La MotoGP ora è in vacanza, ma ci sarà molto di cui parlare una volta tornati dalle ferie. Ad esempio, a Silverstone ci sarà da chiarire la chiacchierata ipotesi della moto unica per pilota per un intero weekend a partire dalla rivoluzione 850cc della MotoGP 2027. Un'idea che ha fatto storcere il naso a molti ma che invece ha il sostegno di Ducati e Aprilia, i due marchi di riferimento dell'attuale classe regina del Motomondiale.
MotoGP in stallo
Non si parla di un piccolo cambiamento, ma un'altra rivoluzione all'interno di una nuova era già rivoluzionaria di suo. Sembrava una mossa quasi scontata a sentire le voci degli ultimi mesi, studiata soprattutto per ridurre i costi e semplificare la logistica. Adesso invece l'aria sta cambiando, le case presenti in MotoGP sono divise tra favorevoli, contrarie e neutre. Come riporta
Motorsport-total, Ducati e Aprilia si sono già dichiarate soddisfatte dei loro nuovi prototipi: verrebbe quindi blindato il vantaggio tecnologico già accumulato, secondo le altre case, mentre chi è in ritardo farebbe molta più fatica a risolvere i problemi. KTM è assolutamente contraria alla proposta,
Pedro Acosta aveva stroncato l'idea ma l'intero gruppo del marchio austriaco condivide l'opinione del suo (quasi ex) pilota.
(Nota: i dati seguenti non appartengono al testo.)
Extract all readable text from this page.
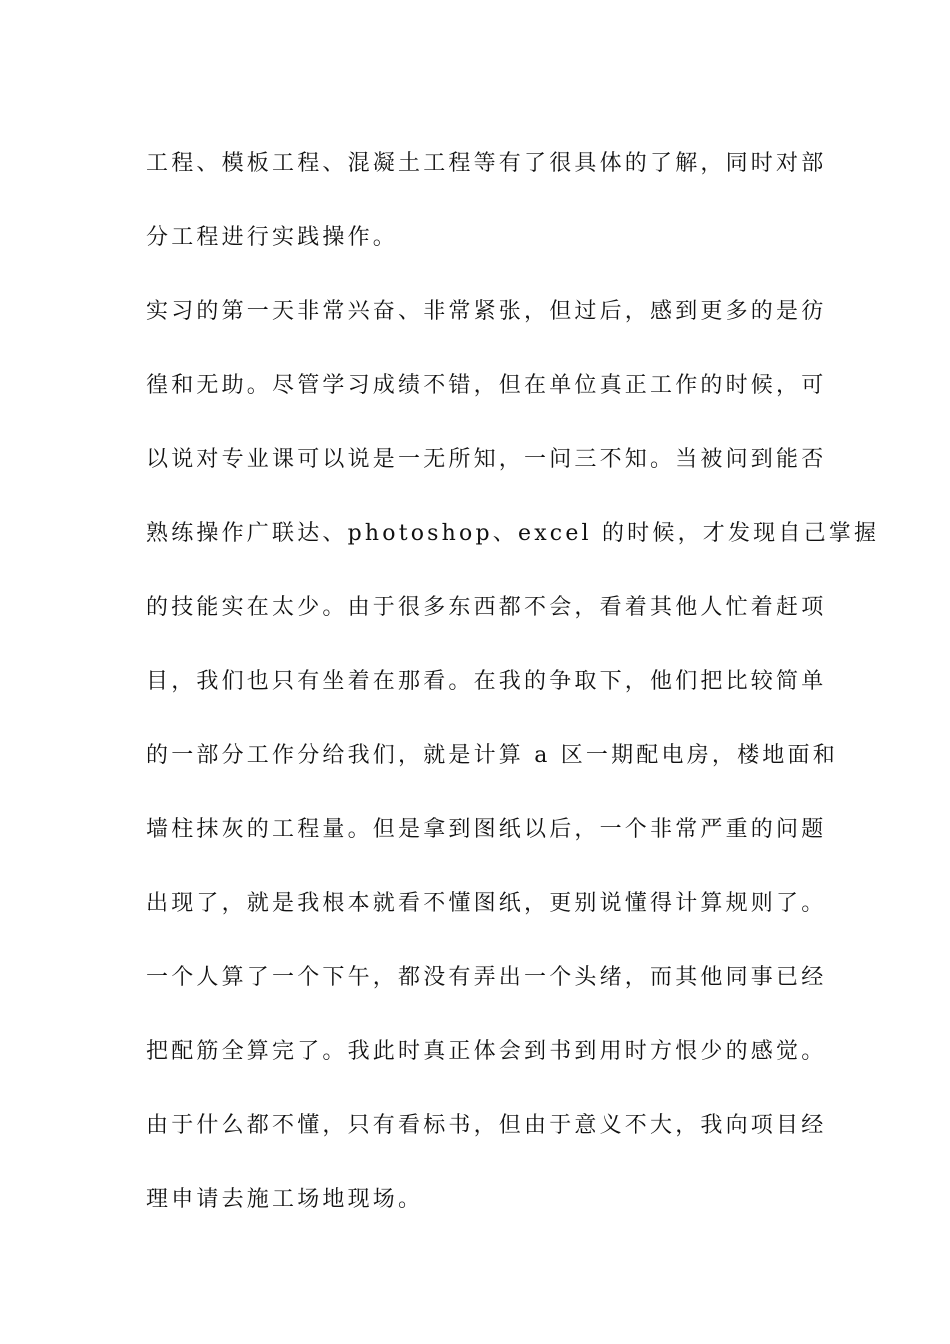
工程、模板工程、混凝土工程等有了很具体的了解，同时对部
分工程进行实践操作。
实习的第一天非常兴奋、非常紧张，但过后，感到更多的是彷
徨和无助。尽管学习成绩不错，但在单位真正工作的时候，可
以说对专业课可以说是一无所知，一问三不知。当被问到能否
熟练操作广联达、photoshop、excel 的时候，才发现自己掌握
的技能实在太少。由于很多东西都不会，看着其他人忙着赶项
目，我们也只有坐着在那看。在我的争取下，他们把比较简单
的一部分工作分给我们，就是计算 a 区一期配电房，楼地面和
墙柱抹灰的工程量。但是拿到图纸以后，一个非常严重的问题
出现了，就是我根本就看不懂图纸，更别说懂得计算规则了。
一个人算了一个下午，都没有弄出一个头绪，而其他同事已经
把配筋全算完了。我此时真正体会到书到用时方恨少的感觉。
由于什么都不懂，只有看标书，但由于意义不大，我向项目经
理申请去施工场地现场。
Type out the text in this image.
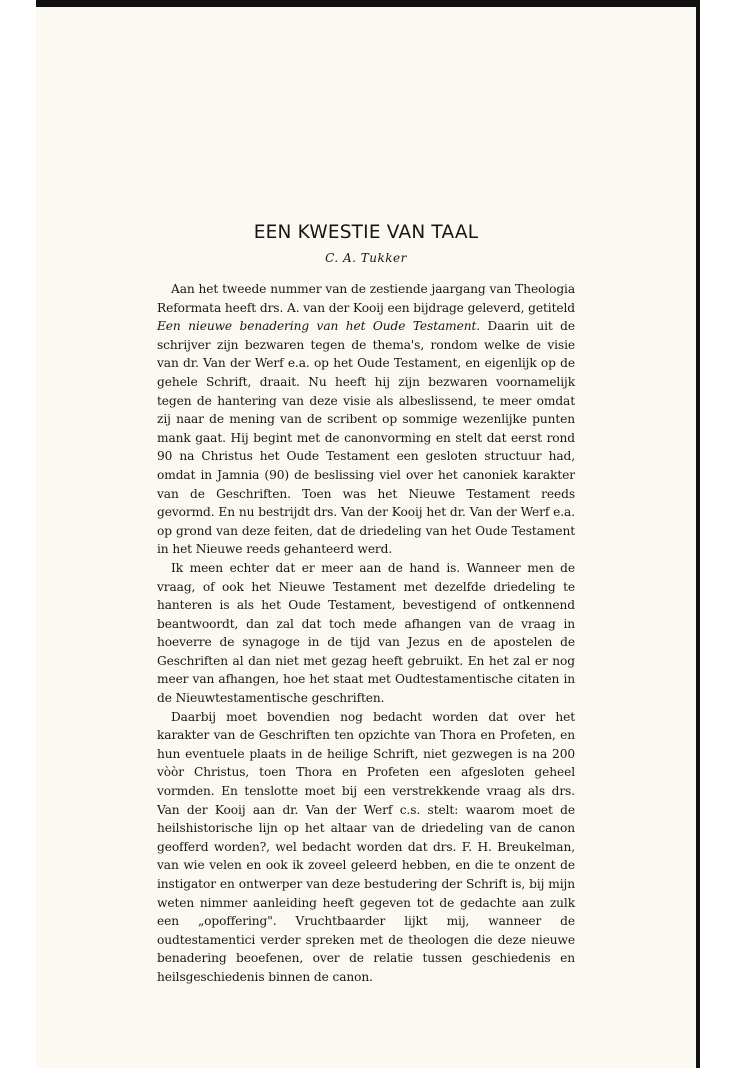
EEN KWESTIE VAN TAAL
C. A. Tukker

Aan het tweede nummer van de zestiende jaargang van Theologia Reformata heeft drs. A. van der Kooij een bijdrage geleverd, getiteld Een nieuwe benadering van het Oude Testament. Daarin uit de schrijver zijn bezwaren tegen de thema's, rondom welke de visie van dr. Van der Werf e.a. op het Oude Testament, en eigenlijk op de gehele Schrift, draait. Nu heeft hij zijn bezwaren voornamelijk tegen de hantering van deze visie als albeslissend, te meer omdat zij naar de mening van de scribent op sommige wezenlijke punten mank gaat. Hij begint met de canonvorming en stelt dat eerst rond 90 na Christus het Oude Testament een gesloten structuur had, omdat in Jamnia (90) de beslissing viel over het canoniek karakter van de Geschriften. Toen was het Nieuwe Testament reeds gevormd. En nu bestrijdt drs. Van der Kooij het dr. Van der Werf e.a. op grond van deze feiten, dat de driedeling van het Oude Testament in het Nieuwe reeds gehanteerd werd.

Ik meen echter dat er meer aan de hand is. Wanneer men de vraag, of ook het Nieuwe Testament met dezelfde driedeling te hanteren is als het Oude Testament, bevestigend of ontkennend beantwoordt, dan zal dat toch mede afhangen van de vraag in hoeverre de synagoge in de tijd van Jezus en de apostelen de Geschriften al dan niet met gezag heeft gebruikt. En het zal er nog meer van afhangen, hoe het staat met Oudtestamentische citaten in de Nieuwtestamentische geschriften.

Daarbij moet bovendien nog bedacht worden dat over het karakter van de Geschriften ten opzichte van Thora en Profeten, en hun eventuele plaats in de heilige Schrift, niet gezwegen is na 200 vòòr Christus, toen Thora en Profeten een afgesloten geheel vormden. En tenslotte moet bij een verstrekkende vraag als drs. Van der Kooij aan dr. Van der Werf c.s. stelt: waarom moet de heilshistorische lijn op het altaar van de driedeling van de canon geofferd worden?, wel bedacht worden dat drs. F. H. Breukelman, van wie velen en ook ik zoveel geleerd hebben, en die te onzent de instigator en ontwerper van deze bestudering der Schrift is, bij mijn weten nimmer aanleiding heeft gegeven tot de gedachte aan zulk een „opoffering". Vruchtbaarder lijkt mij, wanneer de oudtestamentici verder spreken met de theologen die deze nieuwe benadering beoefenen, over de relatie tussen geschiedenis en heilsgeschiedenis binnen de canon.
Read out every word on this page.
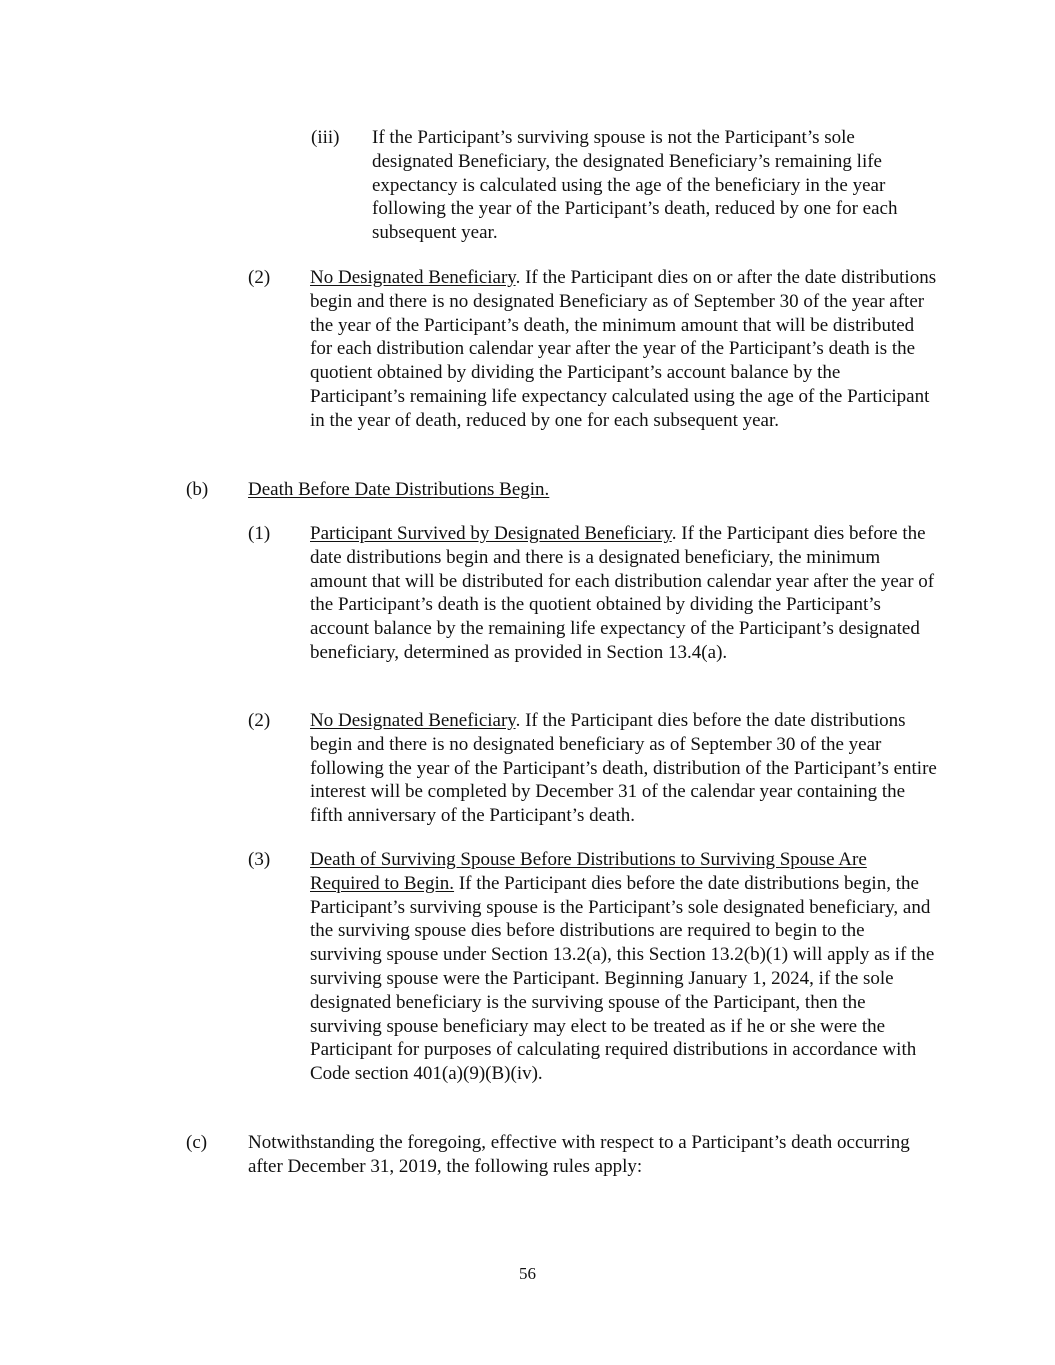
(iii) If the Participant’s surviving spouse is not the Participant’s sole designated Beneficiary, the designated Beneficiary’s remaining life expectancy is calculated using the age of the beneficiary in the year following the year of the Participant’s death, reduced by one for each subsequent year.

(2) No Designated Beneficiary. If the Participant dies on or after the date distributions begin and there is no designated Beneficiary as of September 30 of the year after the year of the Participant’s death, the minimum amount that will be distributed for each distribution calendar year after the year of the Participant’s death is the quotient obtained by dividing the Participant’s account balance by the Participant’s remaining life expectancy calculated using the age of the Participant in the year of death, reduced by one for each subsequent year.

(b) Death Before Date Distributions Begin.

(1) Participant Survived by Designated Beneficiary. If the Participant dies before the date distributions begin and there is a designated beneficiary, the minimum amount that will be distributed for each distribution calendar year after the year of the Participant’s death is the quotient obtained by dividing the Participant’s account balance by the remaining life expectancy of the Participant’s designated beneficiary, determined as provided in Section 13.4(a).

(2) No Designated Beneficiary. If the Participant dies before the date distributions begin and there is no designated beneficiary as of September 30 of the year following the year of the Participant’s death, distribution of the Participant’s entire interest will be completed by December 31 of the calendar year containing the fifth anniversary of the Participant’s death.

(3) Death of Surviving Spouse Before Distributions to Surviving Spouse Are Required to Begin. If the Participant dies before the date distributions begin, the Participant’s surviving spouse is the Participant’s sole designated beneficiary, and the surviving spouse dies before distributions are required to begin to the surviving spouse under Section 13.2(a), this Section 13.2(b)(1) will apply as if the surviving spouse were the Participant. Beginning January 1, 2024, if the sole designated beneficiary is the surviving spouse of the Participant, then the surviving spouse beneficiary may elect to be treated as if he or she were the Participant for purposes of calculating required distributions in accordance with Code section 401(a)(9)(B)(iv).

(c) Notwithstanding the foregoing, effective with respect to a Participant’s death occurring after December 31, 2019, the following rules apply:

56
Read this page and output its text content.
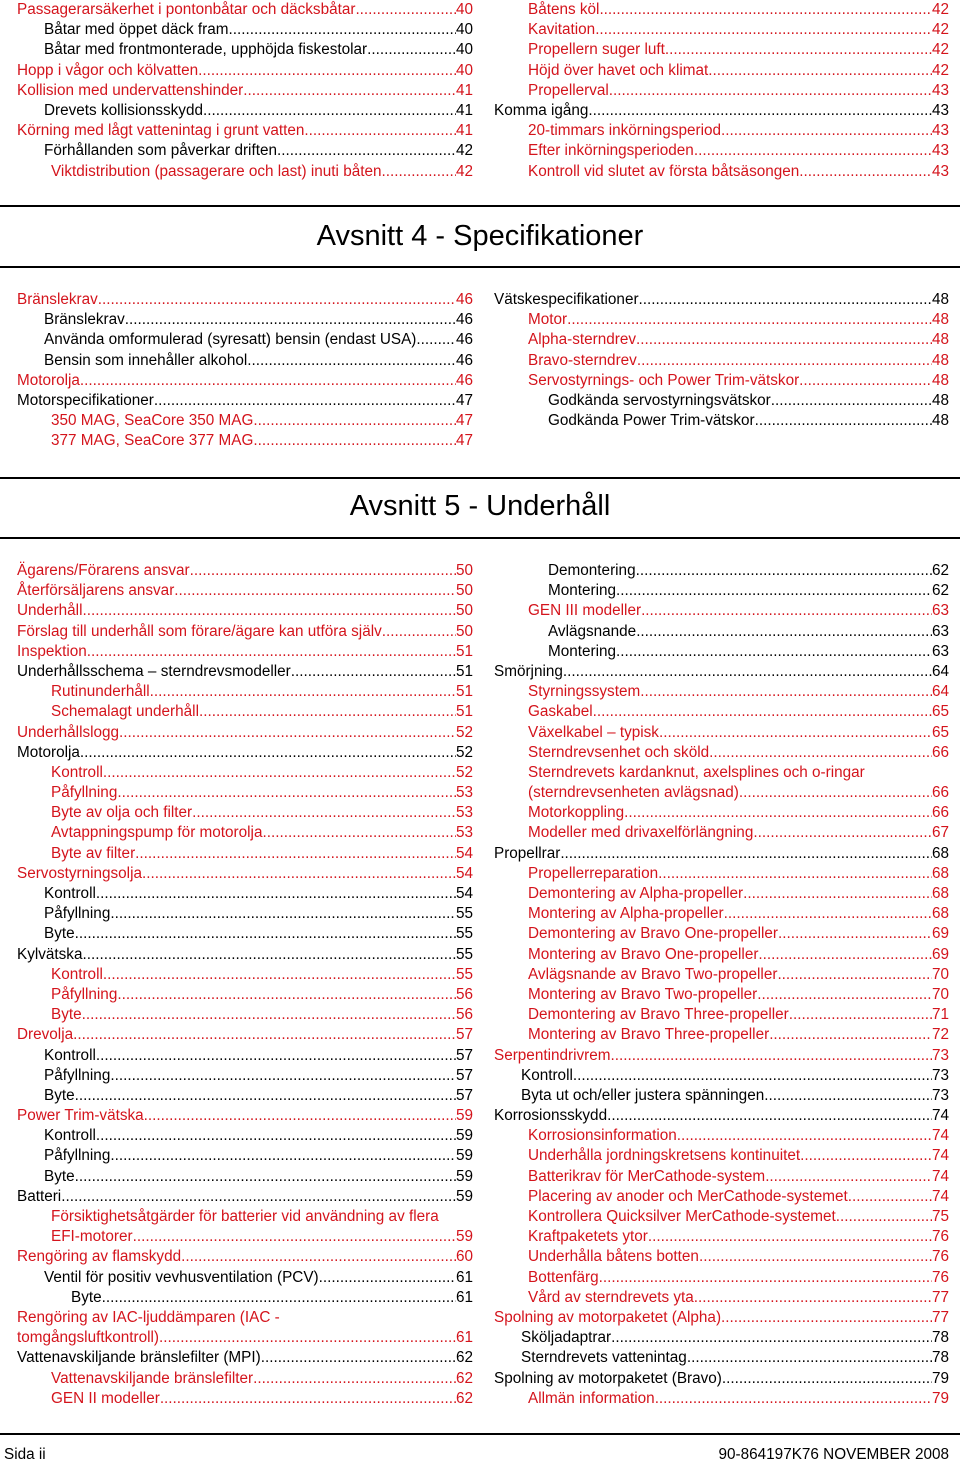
Passagerarsäkerhet i pontonbåtar och däcksbåtar .....	40
Båtar med öppet däck fram .....	40
Båtar med frontmonterade, upphöjda fiskestolar .....	40
Hopp i vågor och kölvatten .....	40
Kollision med undervattenshinder .....	41
Drevets kollisionsskydd .....	41
Körning med lågt vattenintag i grunt vatten .....	41
Förhållanden som påverkar driften .....	42
Viktdistribution (passagerare och last) inuti båten .....	42
Båtens köl .....	42
Kavitation .....	42
Propellern suger luft .....	42
Höjd över havet och klimat .....	42
Propellerval .....	43
Komma igång .....	43
20-timmars inkörningsperiod .....	43
Efter inkörningsperioden .....	43
Kontroll vid slutet av första båtsäsongen .....	43
Avsnitt 4 - Specifikationer
Bränslekrav .....	46
Bränslekrav .....	46
Använda omformulerad (syresatt) bensin (endast USA) .....	46
Bensin som innehåller alkohol .....	46
Motorolja .....	46
Motorspecifikationer .....	47
350 MAG, SeaCore 350 MAG .....	47
377 MAG, SeaCore 377 MAG .....	47
Vätskespecifikationer .....	48
Motor .....	48
Alpha-sterndrev .....	48
Bravo-sterndrev .....	48
Servostyrnings- och Power Trim-vätskor .....	48
Godkända servostyrningsvätskor .....	48
Godkända Power Trim-vätskor .....	48
Avsnitt 5 - Underhåll
Ägarens/Förarens ansvar .....	50
Återförsäljarens ansvar .....	50
Underhåll .....	50
Förslag till underhåll som förare/ägare kan utföra själv .....	50
Inspektion .....	51
Underhållsschema – sterndrevsmodeller .....	51
Rutinunderhåll .....	51
Schemalagt underhåll .....	51
Underhållslogg .....	52
Motorolja .....	52
Kontroll .....	52
Påfyllning .....	53
Byte av olja och filter .....	53
Avtappningspump för motorolja .....	53
Byte av filter .....	54
Servostyrningsolja .....	54
Kontroll .....	54
Påfyllning .....	55
Byte .....	55
Kylvätska .....	55
Kontroll .....	55
Påfyllning .....	56
Byte .....	56
Drevolja .....	57
Kontroll .....	57
Påfyllning .....	57
Byte .....	57
Power Trim-vätska .....	59
Kontroll .....	59
Påfyllning .....	59
Byte .....	59
Batteri .....	59
Försiktighetsåtgärder för batterier vid användning av flera
EFI-motorer .....	59
Rengöring av flamskydd .....	60
Ventil för positiv vevhusventilation (PCV) .....	61
Byte .....	61
Rengöring av IAC-ljuddämparen (IAC -
tomgångsluftkontroll) .....	61
Vattenavskiljande bränslefilter (MPI) .....	62
Vattenavskiljande bränslefilter .....	62
GEN II modeller .....	62
Demontering .....	62
Montering .....	62
GEN III modeller .....	63
Avlägsnande .....	63
Montering .....	63
Smörjning .....	64
Styrningssystem .....	64
Gaskabel .....	65
Växelkabel – typisk .....	65
Sterndrevsenhet och sköld .....	66
Sterndrevets kardanknut, axelsplines och o-ringar
(sterndrevsenheten avlägsnad) .....	66
Motorkoppling .....	66
Modeller med drivaxelförlängning .....	67
Propellrar .....	68
Propellerreparation .....	68
Demontering av Alpha-propeller .....	68
Montering av Alpha-propeller .....	68
Demontering av Bravo One-propeller .....	69
Montering av Bravo One-propeller .....	69
Avlägsnande av Bravo Two-propeller .....	70
Montering av Bravo Two-propeller .....	70
Demontering av Bravo Three-propeller .....	71
Montering av Bravo Three-propeller .....	72
Serpentindrivrem .....	73
Kontroll .....	73
Byta ut och/eller justera spänningen .....	73
Korrosionsskydd .....	74
Korrosionsinformation .....	74
Underhålla jordningskretsens kontinuitet .....	74
Batterikrav för MerCathode-system .....	74
Placering av anoder och MerCathode-systemet .....	74
Kontrollera Quicksilver MerCathode-systemet .....	75
Kraftpaketets ytor .....	76
Underhålla båtens botten .....	76
Bottenfärg .....	76
Vård av sterndrevets yta .....	77
Spolning av motorpaketet (Alpha) .....	77
Sköljadaptrar .....	78
Sterndrevets vattenintag .....	78
Spolning av motorpaketet (Bravo) .....	79
Allmän information .....	79
Sida ii	90-864197K76 NOVEMBER 2008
Honda s'è detta neutrale, Yamaha invece si astiene, ma le squadre satellite non apprezzano per niente l'idea.
Si estende il fronte del no, ecco perché
I contrari sottolineano come questa ipotesi non offra nessun vantaggio, anzi sarebbe un grosso limite in un weekend di gara. Abbiamo parlato di marchi e squadre satellite, ma anche svariati piloti hanno voluto dire la loro, bocciando la proposta ed il perché è comprensibile: che succede in caso di caduta, problema tecnico o meteo instabile, si resta tutti fermi? Esageriamo (forse), ma è lampante che il weekend sarebbe compromesso. La rivoluzione tecnica del 2027 non è ancora iniziata, ma la "battaglia" è già più accesa che mai dietro le quinte nel paddock. Alcuni costruttori, o meglio Aprilia e Ducati, appaiono già molto fiduciosi sui propri prototipi 850cc, ma sarà davvero così? Forse è meglio aspettare il responso della pista... Sapremo come finirà solo al ritorno dalle vacanze, la speranza però è che non venga mai introdotta una regola del genere, che appare già deleteria per il Mondiale MotoGP.